市場調査部エクスプレス オセアニア・レポート

2016/11/17 15:04トルコリラ/円は対米ドルでのリラ一段安の影響に要注意

[レビュー]

17日東京時間の外国為替市場は、方向感に欠ける展開。ドル/円やクロス円はおおむね昨日(16日)NY終値水準での“もみ合い”となりました。FRB(米連邦準備理事会)のイエレン議長の議会証言を今夜に控え、様子見ムードが漂いました。

日銀が初めて「指値オペ」を通知したと伝わったことで、ドル/円が一時109.21円付近へと上昇する場面がありました。豪州の10月雇用統計が発表されましたが、豪ドルに大きな反応はみられませんでした。


[これからの展開]

トルコリラは先月初め以降、対米ドルで下落基調が鮮明です。昨日(16日)、対米ドルで過去最安値を更新しました。

その背景として、トルコ国内の政治不安や国外への資金流出懸念が挙げられます。

トルコ政府は10月3日、7月半ばのクーデター未遂事件後に発令した非常事態宣言を10月19日から3か月間延長することを決定。非常事態宣言下では、議会の審議を経ずに(エルドアン)大統領を議長とする閣議で政令を制定することが可能です。

その後、ユルドゥルム首相ら政府閣僚が相次いで憲法を改正するための国民投票実施に前向きな姿勢を示しました。与党AKP(公正発展党)は憲法改正によってエルドアン大統領の権限を強化することを目指しています。

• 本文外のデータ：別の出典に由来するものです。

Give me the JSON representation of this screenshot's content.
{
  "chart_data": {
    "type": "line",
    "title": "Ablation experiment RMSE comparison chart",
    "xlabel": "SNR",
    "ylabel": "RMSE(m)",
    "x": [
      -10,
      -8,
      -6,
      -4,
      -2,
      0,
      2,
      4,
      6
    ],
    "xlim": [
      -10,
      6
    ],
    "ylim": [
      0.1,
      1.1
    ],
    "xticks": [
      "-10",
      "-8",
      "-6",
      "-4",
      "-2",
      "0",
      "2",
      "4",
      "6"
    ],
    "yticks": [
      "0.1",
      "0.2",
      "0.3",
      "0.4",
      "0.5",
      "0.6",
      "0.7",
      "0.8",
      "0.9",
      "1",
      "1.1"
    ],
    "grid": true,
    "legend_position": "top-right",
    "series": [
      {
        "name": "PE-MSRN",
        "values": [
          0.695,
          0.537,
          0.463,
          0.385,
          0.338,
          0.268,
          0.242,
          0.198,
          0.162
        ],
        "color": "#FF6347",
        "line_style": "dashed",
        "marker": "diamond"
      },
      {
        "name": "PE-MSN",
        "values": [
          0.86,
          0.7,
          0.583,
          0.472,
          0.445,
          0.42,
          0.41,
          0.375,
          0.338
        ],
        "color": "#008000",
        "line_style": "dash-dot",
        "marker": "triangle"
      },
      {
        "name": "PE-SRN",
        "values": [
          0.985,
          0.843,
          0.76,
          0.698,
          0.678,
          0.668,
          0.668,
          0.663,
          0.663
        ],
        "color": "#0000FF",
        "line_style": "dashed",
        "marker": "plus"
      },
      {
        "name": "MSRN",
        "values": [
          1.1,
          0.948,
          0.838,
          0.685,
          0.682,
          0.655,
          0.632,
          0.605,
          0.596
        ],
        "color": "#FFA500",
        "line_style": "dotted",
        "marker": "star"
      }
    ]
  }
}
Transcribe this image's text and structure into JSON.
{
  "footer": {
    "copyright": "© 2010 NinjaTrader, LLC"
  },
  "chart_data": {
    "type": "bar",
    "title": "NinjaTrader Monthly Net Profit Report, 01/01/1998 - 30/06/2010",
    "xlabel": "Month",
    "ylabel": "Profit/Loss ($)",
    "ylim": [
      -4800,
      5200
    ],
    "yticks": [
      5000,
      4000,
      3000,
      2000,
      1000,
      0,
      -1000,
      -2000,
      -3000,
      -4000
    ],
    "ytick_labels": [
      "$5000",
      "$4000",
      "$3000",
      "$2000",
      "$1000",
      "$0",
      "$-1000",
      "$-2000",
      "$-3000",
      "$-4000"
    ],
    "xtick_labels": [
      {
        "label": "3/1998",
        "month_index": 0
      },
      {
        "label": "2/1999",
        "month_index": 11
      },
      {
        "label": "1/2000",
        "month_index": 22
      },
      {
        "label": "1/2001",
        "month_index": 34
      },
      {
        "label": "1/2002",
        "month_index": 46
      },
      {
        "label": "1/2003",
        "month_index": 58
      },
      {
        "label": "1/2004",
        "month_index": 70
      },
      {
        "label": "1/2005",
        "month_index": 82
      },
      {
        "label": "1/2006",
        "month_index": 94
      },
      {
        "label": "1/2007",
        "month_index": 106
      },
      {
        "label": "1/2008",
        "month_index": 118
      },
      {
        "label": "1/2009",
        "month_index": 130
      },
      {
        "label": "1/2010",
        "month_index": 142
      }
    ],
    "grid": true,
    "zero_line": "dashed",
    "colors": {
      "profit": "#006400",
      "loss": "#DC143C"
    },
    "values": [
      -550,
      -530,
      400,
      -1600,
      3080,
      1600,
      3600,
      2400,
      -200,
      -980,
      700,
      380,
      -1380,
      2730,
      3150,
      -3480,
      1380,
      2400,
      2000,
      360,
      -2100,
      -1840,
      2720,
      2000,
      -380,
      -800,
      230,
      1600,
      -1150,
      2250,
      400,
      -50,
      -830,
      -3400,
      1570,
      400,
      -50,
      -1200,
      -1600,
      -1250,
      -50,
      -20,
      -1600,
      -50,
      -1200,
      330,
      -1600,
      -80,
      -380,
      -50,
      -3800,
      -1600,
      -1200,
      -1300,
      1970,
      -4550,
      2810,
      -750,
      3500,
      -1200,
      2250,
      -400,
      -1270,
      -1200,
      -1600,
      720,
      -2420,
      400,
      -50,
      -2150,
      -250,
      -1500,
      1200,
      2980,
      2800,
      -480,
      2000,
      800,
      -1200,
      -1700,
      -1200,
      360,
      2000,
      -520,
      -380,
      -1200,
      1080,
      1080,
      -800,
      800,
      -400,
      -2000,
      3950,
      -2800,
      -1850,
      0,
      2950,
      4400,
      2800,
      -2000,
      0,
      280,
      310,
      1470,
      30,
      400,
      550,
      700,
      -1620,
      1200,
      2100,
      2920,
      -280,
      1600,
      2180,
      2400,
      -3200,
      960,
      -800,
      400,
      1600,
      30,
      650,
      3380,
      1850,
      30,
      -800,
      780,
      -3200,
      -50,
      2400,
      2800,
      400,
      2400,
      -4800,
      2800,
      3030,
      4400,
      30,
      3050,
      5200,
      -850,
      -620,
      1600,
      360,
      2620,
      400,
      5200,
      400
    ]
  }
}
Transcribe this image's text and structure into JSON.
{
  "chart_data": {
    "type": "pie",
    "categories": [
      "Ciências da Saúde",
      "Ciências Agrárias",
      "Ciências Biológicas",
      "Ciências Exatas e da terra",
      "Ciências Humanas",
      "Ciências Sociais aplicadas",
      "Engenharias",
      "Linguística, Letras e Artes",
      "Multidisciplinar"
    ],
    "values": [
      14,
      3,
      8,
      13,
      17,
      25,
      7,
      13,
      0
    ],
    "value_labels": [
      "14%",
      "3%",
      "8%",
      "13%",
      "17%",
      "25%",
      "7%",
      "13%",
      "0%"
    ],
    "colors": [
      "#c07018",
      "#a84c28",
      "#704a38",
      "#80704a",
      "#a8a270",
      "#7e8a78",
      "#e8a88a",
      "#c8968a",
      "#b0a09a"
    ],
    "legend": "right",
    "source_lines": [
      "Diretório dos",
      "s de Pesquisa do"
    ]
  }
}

さらに、トルコ当局は11月4日、対テロ捜査に関連した検察からの出頭要請を拒否したとして、クルド系野党のHDP(国民民主主義党)の共同党首2人を含む同党国会議員12名を拘束、うち7名を逮捕しました。

加えて、先週の米大統領選挙後、インフレ懸念から米国の10年債利回りが上昇し、FRB(米連邦準備理事会)の利上げペースが速まるのでは?との観測が浮上しました。トルコは経常収支が慢性的に赤字であり、その穴埋めに国外からの資金流入に依存しています。そのため、FRBが利上げすれば、トルコに流れていた資金が逆流(流出)し、トルコは経常赤字を埋めるのが難しくなるとの懸念があります。

こうした状況を考えると、トルコリラは対米ドルで今後一段と下落する可能性があります。一方、トルコリラ/円は、ドル/円の上昇に支えられて比較的落ち着いた値動きになっています。ただ、ドル/円の上昇が一服する、あるいは下落に転じた場合、トルコリラ/円は再び下値を試す可能性もあり、引き続き注意が必要です。